Download the syllabus (Smith College)

Download the syllabus (Penn State)



Feedback from students

“The class is really organized in a clear and effective way. The in-class and reading materials are really interested, containing a lot of well-written research papers as well as news nowadays. In addition, the whole course covers various issues under the topic of gender and politics, and helps us to gain a lot of important mindsets like intersectionality.”

“I enjoyed the class and group activities. I have never done an in-class poll or debate like we did in this class. It was fun and encouraged us to think about things differently or at least from a different point of view.”

“The way the assignments were spaced out were so helpful and I really appreciated it. I also think the reading was a good amount and that the number of responses we did was good. I liked the structure and organization of the class.”

“The teaching style of Prof. Liu is really organized. She carefully prepares for each slide and the time of discussion for each topics. She leads and provokes discussions on class, and also increases students’ participation through small group discussions, debates etc.”

“Her strength lies in getting students to dig deeper in their answers.”

“I believe the group work and types of readings approached in this class were wonderful.”

“The in-class discussions about the 2016 election were really interesting and I appreciated hearing the reactions and insights from my peers about what had happened.”

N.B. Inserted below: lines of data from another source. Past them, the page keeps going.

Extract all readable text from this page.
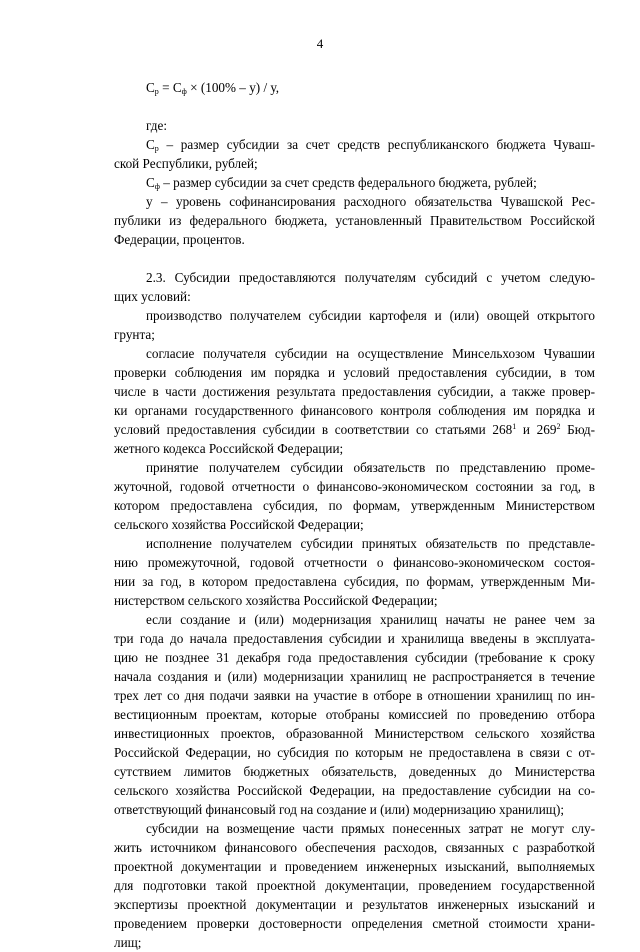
4
$С_р = С_ф \times (100\% - у) / у$,
где:
$С_р$ – размер субсидии за счет средств республиканского бюджета Чуваш-
ской Республики, рублей;
$С_ф$ – размер субсидии за счет средств федерального бюджета, рублей;
у – уровень софинансирования расходного обязательства Чувашской Рес-
публики из федерального бюджета, установленный Правительством Российской
Федерации, процентов.
2.3. Субсидии предоставляются получателям субсидий с учетом следую-
щих условий:
производство получателем субсидии картофеля и (или) овощей открытого
грунта;
согласие получателя субсидии на осуществление Минсельхозом Чувашии
проверки соблюдения им порядка и условий предоставления субсидии, в том
числе в части достижения результата предоставления субсидии, а также провер-
ки органами государственного финансового контроля соблюдения им порядка и
условий предоставления субсидии в соответствии со статьями $268^1$ и $269^2$ Бюд-
жетного кодекса Российской Федерации;
принятие получателем субсидии обязательств по представлению проме-
жуточной, годовой отчетности о финансово-экономическом состоянии за год, в
котором предоставлена субсидия, по формам, утвержденным Министерством
сельского хозяйства Российской Федерации;
исполнение получателем субсидии принятых обязательств по представле-
нию промежуточной, годовой отчетности о финансово-экономическом состоя-
нии за год, в котором предоставлена субсидия, по формам, утвержденным Ми-
нистерством сельского хозяйства Российской Федерации;
если создание и (или) модернизация хранилищ начаты не ранее чем за
три года до начала предоставления субсидии и хранилища введены в эксплуата-
цию не позднее 31 декабря года предоставления субсидии (требование к сроку
начала создания и (или) модернизации хранилищ не распространяется в течение
трех лет со дня подачи заявки на участие в отборе в отношении хранилищ по ин-
вестиционным проектам, которые отобраны комиссией по проведению отбора
инвестиционных проектов, образованной Министерством сельского хозяйства
Российской Федерации, но субсидия по которым не предоставлена в связи с от-
сутствием лимитов бюджетных обязательств, доведенных до Министерства
сельского хозяйства Российской Федерации, на предоставление субсидии на со-
ответствующий финансовый год на создание и (или) модернизацию хранилищ);
субсидии на возмещение части прямых понесенных затрат не могут слу-
жить источником финансового обеспечения расходов, связанных с разработкой
проектной документации и проведением инженерных изысканий, выполняемых
для подготовки такой проектной документации, проведением государственной
экспертизы проектной документации и результатов инженерных изысканий и
проведением проверки достоверности определения сметной стоимости храни-
лищ;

“The class discussion was a very valuable feature in that I was able to understand different perspectives than my own.”

“Very good, would take a class with her again”

“Clear with expectations and directions. Helpful with office hours. Good group discussions, but not often enough. Media usage in class helpful. I liked the news articles you assigned us to read.”

“It’s clear that Prof. Liu wants to get to know her students and have them come into office hours to get to know each other better and talk about things beyond this
course, which I appreciated.”

“I liked how the readings came from a wide variety of sources and backgrounds, and displayed many different and often conflicting viewpoints. I particularly enjoyed the Sandberg/hooks pieces we read. I found the student presentations somewhat interesting, but it was totally dependent upon the public speaking skills of the person presenting. For some of the student presentations, I got very little out of it.”

“Gives great feedback in office hours, seems to want students to do well and to care about student well being. Is involved with/current with student goings-on (e.g. knows about lectures and events that students go to etc). Does a great job of keeping Moodle updated and returning assignments in a timely manner.”

“Professor Liu is incredibly kind, approachable and knowledgeable.”

“Always willing to help, very knowledgeable about the subject matter.”